Satin Rouge
dir. Raja Amari

Opens Fri Sept 6 at the Varsity.

Satin Rouge is an easy FIlm to like. It celebrates something that's always worth celebrating: the sexual liberation of women. Directed by Raja Amari, the film is about a Tunisian widow (Hiyam Abbas) who spends her days cleaning her apartment, speaking to her dead husband, who is framed on her dresser (above the drawer containing her plain panties), watching soap operas, and spying on her nubile daughter.

The widow is a woman of principle. She doesn't go out; she is obedient to the codes of her society and class. She knows the basics of belly dancing, but it's a dormant cultural thing (like an erotic painting in a museum--Watteau's The Pleasures of Love, for example) rather than an active part of her life.

One day, while spying on her daughter, who is taking belly dancing lessons at school, the widow discovers that her daughter and the young drummer who accompanies the lessons are lovers. On another day, while buying fruit, the widow spots the drummer and follows him to where he works at night, a notorious cabaret. After several late-night visits to this club, she forms a friendship with an accomplished belly dancer and, inevitably, begins belly dancing. The primal en- ergy of the dancing transforms her into a new, vibrant, voracious, and voluptuous woman.
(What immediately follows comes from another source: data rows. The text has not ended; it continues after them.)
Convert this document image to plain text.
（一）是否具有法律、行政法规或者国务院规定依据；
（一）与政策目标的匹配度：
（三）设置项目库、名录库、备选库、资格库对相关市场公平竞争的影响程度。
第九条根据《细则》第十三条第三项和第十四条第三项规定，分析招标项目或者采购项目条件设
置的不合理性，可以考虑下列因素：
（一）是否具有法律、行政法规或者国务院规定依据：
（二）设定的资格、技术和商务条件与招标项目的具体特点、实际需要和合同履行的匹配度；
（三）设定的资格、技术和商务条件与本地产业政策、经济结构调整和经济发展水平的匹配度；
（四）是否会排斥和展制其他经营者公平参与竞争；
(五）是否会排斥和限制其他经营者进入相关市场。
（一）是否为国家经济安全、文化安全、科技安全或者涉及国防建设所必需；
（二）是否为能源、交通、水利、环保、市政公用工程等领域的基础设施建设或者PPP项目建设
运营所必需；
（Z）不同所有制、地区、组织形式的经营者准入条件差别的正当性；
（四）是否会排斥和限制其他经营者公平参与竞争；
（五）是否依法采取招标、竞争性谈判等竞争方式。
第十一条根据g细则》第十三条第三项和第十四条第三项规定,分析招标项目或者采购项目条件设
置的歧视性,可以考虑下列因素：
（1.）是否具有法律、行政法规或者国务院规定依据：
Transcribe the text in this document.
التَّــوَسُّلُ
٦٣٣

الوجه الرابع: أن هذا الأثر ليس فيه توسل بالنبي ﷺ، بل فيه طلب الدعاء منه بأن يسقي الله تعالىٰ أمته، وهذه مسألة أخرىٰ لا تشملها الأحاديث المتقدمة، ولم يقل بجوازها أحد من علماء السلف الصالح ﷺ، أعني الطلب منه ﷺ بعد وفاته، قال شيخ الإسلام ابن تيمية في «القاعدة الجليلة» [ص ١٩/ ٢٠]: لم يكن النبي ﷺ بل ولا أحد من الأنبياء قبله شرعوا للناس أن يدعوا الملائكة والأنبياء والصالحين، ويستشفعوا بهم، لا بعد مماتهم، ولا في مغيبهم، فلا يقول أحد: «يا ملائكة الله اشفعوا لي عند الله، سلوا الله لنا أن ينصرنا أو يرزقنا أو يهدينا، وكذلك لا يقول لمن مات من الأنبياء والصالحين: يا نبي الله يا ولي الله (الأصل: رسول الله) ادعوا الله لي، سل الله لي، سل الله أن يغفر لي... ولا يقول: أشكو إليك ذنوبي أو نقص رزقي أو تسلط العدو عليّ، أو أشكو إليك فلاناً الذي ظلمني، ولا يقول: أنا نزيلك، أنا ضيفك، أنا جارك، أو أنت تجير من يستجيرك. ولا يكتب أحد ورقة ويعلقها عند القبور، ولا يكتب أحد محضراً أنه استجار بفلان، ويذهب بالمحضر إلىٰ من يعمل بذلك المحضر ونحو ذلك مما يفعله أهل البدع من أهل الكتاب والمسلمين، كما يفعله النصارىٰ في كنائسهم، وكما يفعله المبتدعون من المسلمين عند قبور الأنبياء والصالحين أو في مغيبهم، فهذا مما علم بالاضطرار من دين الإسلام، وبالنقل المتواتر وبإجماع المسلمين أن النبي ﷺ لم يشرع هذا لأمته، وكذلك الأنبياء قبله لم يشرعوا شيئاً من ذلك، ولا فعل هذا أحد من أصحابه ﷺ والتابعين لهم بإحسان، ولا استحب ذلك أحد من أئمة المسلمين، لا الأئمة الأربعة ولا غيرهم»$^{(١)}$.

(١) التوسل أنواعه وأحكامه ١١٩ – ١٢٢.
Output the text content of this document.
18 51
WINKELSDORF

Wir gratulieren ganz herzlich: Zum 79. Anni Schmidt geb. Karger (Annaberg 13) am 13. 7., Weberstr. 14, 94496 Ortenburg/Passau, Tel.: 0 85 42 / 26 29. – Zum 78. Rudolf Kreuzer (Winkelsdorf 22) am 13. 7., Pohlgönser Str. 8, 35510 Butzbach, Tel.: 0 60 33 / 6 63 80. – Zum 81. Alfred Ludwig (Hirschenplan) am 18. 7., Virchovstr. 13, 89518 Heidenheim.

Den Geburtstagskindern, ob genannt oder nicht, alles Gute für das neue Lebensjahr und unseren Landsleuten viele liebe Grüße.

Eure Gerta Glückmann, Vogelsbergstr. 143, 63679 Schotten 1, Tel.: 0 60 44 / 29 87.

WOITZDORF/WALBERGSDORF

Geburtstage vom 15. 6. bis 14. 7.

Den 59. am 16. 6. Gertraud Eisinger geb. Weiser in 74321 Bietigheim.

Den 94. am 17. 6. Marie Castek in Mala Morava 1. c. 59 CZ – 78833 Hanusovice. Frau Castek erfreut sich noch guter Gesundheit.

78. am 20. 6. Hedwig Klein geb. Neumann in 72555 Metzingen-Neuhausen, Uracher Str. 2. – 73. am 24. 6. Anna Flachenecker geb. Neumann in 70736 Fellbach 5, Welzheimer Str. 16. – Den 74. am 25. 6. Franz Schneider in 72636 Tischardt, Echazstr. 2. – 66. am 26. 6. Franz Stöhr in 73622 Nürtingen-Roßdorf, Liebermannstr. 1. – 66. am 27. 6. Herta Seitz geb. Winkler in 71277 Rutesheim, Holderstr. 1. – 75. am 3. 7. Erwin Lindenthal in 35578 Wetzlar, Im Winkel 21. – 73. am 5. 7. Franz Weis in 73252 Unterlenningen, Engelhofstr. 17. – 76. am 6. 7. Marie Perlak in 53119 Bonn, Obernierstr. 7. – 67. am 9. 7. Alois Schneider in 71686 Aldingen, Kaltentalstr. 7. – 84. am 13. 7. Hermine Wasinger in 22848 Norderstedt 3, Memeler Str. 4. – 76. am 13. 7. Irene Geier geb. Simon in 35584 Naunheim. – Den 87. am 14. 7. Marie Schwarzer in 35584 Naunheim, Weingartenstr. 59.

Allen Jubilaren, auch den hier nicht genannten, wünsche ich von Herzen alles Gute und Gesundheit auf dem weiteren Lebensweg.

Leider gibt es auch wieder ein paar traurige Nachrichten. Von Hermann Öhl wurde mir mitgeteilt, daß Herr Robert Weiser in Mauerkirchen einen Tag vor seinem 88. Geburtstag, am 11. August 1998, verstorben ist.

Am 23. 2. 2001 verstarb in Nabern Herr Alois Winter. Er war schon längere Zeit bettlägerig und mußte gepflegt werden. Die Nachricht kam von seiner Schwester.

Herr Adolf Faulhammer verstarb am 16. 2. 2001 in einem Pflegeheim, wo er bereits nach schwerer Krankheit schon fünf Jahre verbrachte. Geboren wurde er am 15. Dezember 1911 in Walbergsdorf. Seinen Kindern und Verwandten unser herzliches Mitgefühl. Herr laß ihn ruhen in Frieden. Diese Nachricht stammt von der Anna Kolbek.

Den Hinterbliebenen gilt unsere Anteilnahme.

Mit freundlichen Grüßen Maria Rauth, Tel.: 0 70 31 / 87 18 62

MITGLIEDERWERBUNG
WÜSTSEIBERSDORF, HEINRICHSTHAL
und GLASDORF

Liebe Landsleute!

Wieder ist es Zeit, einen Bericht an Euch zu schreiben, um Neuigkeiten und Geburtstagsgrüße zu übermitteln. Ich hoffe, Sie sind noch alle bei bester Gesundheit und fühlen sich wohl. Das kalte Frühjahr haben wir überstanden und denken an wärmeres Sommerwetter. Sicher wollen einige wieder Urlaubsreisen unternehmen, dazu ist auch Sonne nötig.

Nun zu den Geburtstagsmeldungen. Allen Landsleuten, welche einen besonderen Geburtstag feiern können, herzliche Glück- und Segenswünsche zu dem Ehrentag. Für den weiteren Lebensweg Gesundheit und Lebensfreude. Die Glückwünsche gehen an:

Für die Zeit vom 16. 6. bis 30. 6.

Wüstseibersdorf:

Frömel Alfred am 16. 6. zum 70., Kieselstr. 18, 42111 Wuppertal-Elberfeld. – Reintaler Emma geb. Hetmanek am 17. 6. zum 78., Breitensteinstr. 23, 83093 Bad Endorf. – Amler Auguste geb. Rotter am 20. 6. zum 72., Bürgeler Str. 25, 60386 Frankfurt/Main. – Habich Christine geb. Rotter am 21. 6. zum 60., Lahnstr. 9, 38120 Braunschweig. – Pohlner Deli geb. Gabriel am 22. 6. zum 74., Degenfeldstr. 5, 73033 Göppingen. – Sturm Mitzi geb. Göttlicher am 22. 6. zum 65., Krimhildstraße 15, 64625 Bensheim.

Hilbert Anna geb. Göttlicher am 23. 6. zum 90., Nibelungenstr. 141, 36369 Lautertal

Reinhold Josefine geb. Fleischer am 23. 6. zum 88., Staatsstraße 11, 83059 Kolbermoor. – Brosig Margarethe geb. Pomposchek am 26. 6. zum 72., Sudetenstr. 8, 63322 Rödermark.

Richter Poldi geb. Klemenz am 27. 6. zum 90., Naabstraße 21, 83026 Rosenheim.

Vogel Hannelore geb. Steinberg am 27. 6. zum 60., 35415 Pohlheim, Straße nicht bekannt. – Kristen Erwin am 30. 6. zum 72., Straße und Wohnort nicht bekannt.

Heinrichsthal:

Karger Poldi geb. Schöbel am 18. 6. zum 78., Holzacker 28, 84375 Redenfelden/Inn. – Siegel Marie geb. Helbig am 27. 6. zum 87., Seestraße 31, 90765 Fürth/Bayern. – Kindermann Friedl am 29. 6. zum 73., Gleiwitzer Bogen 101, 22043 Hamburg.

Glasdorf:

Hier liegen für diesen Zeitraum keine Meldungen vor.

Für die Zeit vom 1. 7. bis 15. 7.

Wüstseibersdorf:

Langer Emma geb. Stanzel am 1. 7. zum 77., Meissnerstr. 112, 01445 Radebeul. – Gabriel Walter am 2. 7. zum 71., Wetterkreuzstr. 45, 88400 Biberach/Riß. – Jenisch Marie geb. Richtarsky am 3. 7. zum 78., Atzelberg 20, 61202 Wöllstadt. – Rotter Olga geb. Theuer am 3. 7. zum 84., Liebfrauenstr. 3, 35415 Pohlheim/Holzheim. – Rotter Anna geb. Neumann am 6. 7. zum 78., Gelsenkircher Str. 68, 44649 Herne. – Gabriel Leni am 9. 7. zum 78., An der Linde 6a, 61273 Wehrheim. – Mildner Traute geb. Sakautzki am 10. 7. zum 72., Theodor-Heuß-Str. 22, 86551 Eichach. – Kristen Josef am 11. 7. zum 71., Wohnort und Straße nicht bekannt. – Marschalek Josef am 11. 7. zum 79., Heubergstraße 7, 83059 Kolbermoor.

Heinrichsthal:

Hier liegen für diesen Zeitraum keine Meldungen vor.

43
There two points I must make. First, the film is about the modernization of the widow: her progress from tradition to liberation. What is fascinating is that such a traditional form--belly dancing, rather than something Western--facilitates this modernization. Second, there is a Public Enemy song that opens with a quote that says something like, "The content of society is determined by the character of its women." Similarly, in Satin Rouge the content of a nation, Tunisia, is measured by the state of a woman--the degree of her freedoms, opportunities, and so on. Judging from Satin Rouge's heroine, Tunisian society is in great shape.